At the end of June, Ubtech released the consumer - grade brand "YouWorld" U1 series, full - size hyper - realistic humanoid robots, mainly for emotional companionship, with a price range of 119,800 yuan to 990,000 yuan. The pre - orders across all channels have exceeded 13,000 units. Meanwhile, 1X Technologies in Silicon Valley launched the humanoid robot NEO, priced at $20,000, which can do laundry, water flowers, and sweep the floor, and is planned to be delivered in 2026. There is also a company called Weave Robotics with a completely different approach - its Isaac 1 doesn't take on a human form. It has a wheeled base and a two - finger gripper and only does two things: collect sundries and fold clothes, priced at $7,999.

"Can it handle different situations every second?" - The same question becomes much more difficult when the testing ground changes from the factory to the living room. Clothes have different materials, toys are randomly scattered, and each grab is different from the previous one. Isaac 1's solution is to compromise: when the robot gets stuck, a remote human expert can access through VR to make a 5 - to 10 - second fine - adjustment and then hand back the control. The AI vice - president of 1X admitted that the product "may make mistakes". Ubtech U1 is even more straightforward - it simply avoids housework and only focuses on companionship. These three approaches all confirm the same fact: household robots still can't pass the seemingly simplest test of "folding clothes".

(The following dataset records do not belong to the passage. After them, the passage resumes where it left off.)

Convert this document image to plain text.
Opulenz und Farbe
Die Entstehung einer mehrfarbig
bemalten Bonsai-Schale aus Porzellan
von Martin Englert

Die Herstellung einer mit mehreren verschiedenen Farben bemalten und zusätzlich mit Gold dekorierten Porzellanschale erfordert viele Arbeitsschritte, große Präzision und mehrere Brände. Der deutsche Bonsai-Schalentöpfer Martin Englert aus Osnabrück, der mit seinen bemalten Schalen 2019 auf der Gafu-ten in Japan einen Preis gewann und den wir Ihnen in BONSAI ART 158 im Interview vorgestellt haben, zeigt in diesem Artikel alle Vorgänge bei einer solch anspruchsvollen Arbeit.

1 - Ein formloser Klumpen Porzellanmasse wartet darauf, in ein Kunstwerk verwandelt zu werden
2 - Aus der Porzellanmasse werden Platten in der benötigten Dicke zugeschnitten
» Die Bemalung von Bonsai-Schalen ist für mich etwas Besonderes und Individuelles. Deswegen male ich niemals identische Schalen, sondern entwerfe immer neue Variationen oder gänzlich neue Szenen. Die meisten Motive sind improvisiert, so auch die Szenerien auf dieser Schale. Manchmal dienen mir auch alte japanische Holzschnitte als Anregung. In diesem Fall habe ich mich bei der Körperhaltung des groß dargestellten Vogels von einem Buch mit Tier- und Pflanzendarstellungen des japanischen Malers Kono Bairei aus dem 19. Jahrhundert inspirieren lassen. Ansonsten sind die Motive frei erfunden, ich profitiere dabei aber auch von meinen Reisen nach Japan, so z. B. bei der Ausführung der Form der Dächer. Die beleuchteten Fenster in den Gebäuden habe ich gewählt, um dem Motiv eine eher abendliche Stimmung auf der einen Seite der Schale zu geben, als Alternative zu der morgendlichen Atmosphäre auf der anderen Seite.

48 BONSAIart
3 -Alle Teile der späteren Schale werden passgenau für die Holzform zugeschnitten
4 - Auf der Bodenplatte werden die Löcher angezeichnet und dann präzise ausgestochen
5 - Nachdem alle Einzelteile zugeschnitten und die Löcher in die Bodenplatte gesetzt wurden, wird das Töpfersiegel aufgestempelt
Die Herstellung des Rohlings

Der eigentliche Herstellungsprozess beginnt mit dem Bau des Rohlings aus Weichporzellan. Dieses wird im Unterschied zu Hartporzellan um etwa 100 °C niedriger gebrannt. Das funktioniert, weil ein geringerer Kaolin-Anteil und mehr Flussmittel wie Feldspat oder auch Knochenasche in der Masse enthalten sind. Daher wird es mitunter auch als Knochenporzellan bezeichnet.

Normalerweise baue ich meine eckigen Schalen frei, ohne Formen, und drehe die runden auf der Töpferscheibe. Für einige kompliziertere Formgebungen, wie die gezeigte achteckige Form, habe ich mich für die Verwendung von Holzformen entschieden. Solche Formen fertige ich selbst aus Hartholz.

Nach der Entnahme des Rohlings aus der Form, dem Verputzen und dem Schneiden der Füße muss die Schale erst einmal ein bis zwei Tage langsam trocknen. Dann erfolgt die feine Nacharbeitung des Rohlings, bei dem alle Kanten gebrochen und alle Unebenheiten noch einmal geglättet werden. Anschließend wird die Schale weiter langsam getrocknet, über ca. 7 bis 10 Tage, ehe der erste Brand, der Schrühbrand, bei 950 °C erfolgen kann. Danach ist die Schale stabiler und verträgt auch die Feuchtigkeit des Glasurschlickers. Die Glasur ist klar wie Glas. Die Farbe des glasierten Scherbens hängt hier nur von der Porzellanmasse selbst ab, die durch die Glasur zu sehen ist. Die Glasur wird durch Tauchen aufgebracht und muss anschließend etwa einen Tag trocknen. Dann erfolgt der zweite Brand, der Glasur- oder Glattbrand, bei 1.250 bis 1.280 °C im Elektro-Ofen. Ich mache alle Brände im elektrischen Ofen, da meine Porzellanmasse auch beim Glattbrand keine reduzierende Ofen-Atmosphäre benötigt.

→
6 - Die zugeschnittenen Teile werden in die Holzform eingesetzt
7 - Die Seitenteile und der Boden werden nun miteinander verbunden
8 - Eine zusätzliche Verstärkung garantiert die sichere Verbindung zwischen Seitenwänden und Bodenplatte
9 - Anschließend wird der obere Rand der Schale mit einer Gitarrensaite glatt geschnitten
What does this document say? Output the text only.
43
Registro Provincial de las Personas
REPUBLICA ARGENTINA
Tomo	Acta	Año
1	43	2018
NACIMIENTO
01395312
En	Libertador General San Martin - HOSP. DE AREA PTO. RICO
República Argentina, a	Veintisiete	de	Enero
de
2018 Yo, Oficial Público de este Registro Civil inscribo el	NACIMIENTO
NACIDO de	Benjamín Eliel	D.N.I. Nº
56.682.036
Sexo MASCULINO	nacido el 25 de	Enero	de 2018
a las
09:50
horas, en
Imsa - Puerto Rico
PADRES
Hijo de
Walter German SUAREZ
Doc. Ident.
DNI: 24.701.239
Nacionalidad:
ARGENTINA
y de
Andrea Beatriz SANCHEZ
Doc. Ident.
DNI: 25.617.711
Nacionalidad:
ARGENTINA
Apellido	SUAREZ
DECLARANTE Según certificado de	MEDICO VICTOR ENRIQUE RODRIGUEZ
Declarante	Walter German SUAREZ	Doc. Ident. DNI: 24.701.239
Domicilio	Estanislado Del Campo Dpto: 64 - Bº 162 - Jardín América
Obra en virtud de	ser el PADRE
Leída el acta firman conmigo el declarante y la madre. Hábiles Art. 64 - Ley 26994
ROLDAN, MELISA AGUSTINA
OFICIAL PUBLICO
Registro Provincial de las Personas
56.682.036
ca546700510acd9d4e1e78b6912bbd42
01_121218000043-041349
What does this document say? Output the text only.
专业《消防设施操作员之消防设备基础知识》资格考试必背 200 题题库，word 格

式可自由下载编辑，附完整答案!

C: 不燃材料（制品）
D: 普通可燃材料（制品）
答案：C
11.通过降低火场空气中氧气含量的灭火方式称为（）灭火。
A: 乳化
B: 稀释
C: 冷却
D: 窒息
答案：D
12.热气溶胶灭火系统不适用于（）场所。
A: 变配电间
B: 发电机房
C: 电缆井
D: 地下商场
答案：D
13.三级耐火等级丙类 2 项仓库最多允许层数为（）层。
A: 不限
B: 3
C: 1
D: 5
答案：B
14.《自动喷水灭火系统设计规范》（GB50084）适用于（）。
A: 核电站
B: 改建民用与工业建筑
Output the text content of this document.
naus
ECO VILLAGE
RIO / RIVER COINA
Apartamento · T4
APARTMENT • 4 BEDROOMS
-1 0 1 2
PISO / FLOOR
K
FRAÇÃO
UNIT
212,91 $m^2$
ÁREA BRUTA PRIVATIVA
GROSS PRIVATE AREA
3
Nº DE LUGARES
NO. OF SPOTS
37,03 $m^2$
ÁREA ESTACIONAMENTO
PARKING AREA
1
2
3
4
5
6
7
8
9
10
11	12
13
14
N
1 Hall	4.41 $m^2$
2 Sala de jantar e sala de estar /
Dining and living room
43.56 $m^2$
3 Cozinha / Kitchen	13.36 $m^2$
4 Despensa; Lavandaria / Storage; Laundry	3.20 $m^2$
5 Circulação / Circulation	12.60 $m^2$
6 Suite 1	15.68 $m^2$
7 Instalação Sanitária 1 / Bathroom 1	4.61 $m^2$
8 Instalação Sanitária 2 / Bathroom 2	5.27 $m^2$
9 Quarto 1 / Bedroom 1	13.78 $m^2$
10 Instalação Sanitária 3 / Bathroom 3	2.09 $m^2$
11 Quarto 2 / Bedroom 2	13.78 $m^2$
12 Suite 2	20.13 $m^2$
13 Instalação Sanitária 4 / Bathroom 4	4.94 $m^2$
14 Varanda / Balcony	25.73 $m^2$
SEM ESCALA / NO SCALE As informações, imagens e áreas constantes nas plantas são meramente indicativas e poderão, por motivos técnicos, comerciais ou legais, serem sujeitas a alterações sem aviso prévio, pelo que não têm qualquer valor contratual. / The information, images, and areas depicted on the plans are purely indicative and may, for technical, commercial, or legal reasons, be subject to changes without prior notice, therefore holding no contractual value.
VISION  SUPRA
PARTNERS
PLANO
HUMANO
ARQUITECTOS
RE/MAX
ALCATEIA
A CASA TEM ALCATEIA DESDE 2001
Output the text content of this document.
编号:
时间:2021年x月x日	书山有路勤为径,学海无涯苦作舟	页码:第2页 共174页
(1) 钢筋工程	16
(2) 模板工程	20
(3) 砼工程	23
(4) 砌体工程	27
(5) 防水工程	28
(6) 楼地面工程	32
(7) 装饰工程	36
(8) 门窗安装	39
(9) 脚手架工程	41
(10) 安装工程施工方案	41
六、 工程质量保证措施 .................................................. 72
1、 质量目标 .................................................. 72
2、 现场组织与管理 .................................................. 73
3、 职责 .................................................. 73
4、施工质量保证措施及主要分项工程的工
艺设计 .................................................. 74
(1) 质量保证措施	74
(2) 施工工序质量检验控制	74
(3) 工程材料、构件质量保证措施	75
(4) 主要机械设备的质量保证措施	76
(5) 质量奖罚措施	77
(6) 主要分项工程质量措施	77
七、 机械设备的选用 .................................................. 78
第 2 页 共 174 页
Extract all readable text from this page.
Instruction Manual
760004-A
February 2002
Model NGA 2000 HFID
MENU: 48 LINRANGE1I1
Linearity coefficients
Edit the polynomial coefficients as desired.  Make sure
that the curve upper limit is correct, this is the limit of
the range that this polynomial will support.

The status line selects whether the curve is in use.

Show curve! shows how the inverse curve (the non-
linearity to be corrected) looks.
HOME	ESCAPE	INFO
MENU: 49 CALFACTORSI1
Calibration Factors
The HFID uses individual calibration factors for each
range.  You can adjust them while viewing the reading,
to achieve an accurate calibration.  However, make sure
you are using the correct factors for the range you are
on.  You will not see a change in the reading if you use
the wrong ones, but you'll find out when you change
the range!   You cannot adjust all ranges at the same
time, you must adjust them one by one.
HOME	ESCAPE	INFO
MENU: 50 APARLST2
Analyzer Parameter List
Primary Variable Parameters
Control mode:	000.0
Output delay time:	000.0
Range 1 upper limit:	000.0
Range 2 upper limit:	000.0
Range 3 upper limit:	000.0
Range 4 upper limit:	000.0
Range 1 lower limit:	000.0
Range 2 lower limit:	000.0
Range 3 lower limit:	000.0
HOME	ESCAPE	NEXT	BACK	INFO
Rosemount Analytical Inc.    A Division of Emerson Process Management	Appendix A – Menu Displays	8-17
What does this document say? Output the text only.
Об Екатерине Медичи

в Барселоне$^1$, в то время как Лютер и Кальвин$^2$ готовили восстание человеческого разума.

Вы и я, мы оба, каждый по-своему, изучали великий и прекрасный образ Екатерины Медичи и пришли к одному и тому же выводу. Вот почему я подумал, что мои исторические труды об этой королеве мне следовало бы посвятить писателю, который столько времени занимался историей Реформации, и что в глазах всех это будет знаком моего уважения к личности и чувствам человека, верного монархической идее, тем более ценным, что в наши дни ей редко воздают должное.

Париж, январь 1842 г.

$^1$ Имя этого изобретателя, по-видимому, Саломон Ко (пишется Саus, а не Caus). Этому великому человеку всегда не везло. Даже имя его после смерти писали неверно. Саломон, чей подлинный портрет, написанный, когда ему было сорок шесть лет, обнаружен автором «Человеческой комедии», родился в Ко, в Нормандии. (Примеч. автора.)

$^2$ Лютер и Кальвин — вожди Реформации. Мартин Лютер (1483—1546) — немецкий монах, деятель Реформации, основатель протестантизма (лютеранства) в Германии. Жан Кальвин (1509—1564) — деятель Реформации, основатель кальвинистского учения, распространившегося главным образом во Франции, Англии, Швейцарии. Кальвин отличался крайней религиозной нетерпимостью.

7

However, Silicon Valley is still enthusiastically betting on it. The reason is simple: if a robot really learns to handle soft, constantly deforming objects without a standard answer, the capabilities it acquires won't be limited to folding clothes. Fabrics, wiring harnesses, and packaging bags in factories, soft packages in warehouses, and gauze and consumables in hospitals all rely on the same ability - understanding complex environments, stable grasping, and precise operation.

Folding a piece of clothing is a test of a robot's ability to face the real world.

Conclusion

Buying a humanoid robot for less than 10,000 yuan was unimaginable three years ago. However, if we take "less than 10,000 yuan" as the end goal, we misinterpret the meaning of this signal.

The price drop means that the threshold is lowered, allowing more people to enter the market, make mistakes, and accumulate data. This is exactly what is needed in the second half - friction, failure, and iteration in the real world, with no shortcuts.

In the 2026 government work report, "embodied intelligence" was clearly written as a future industry, and the term "embodied intelligence" was even selected as one of the annual buzzwords in "Yao Wen Jiao Zi" last year - the fact that an industry term has entered the public language shows that external expectations have outpaced technological realization.

In the first half, the industry solved the problem of "whether it can be manufactured". This hurdle has been overcome. However, there is still a considerable distance to reach the level of "being easy to use".

In the second half, the problem to be solved is "whether it can really be used after being manufactured". To judge the development stage of the robot industry, we should look at the scenarios rather than the price - the price only tells you "whether you can buy", while the scenarios tell you "whether you can use". The reliability of dexterous hands, the boundaries of autonomous decision - making, and whether the data flywheel can really start spinning - these issues cannot be solved by subsidies or press conferences.

Reaching a mass - production volume of over 10,000 units and a price of less than 10,000 yuan is the answer sheet for the first half. The answer sheet for the second half will be written in factories, warehouses, and living rooms.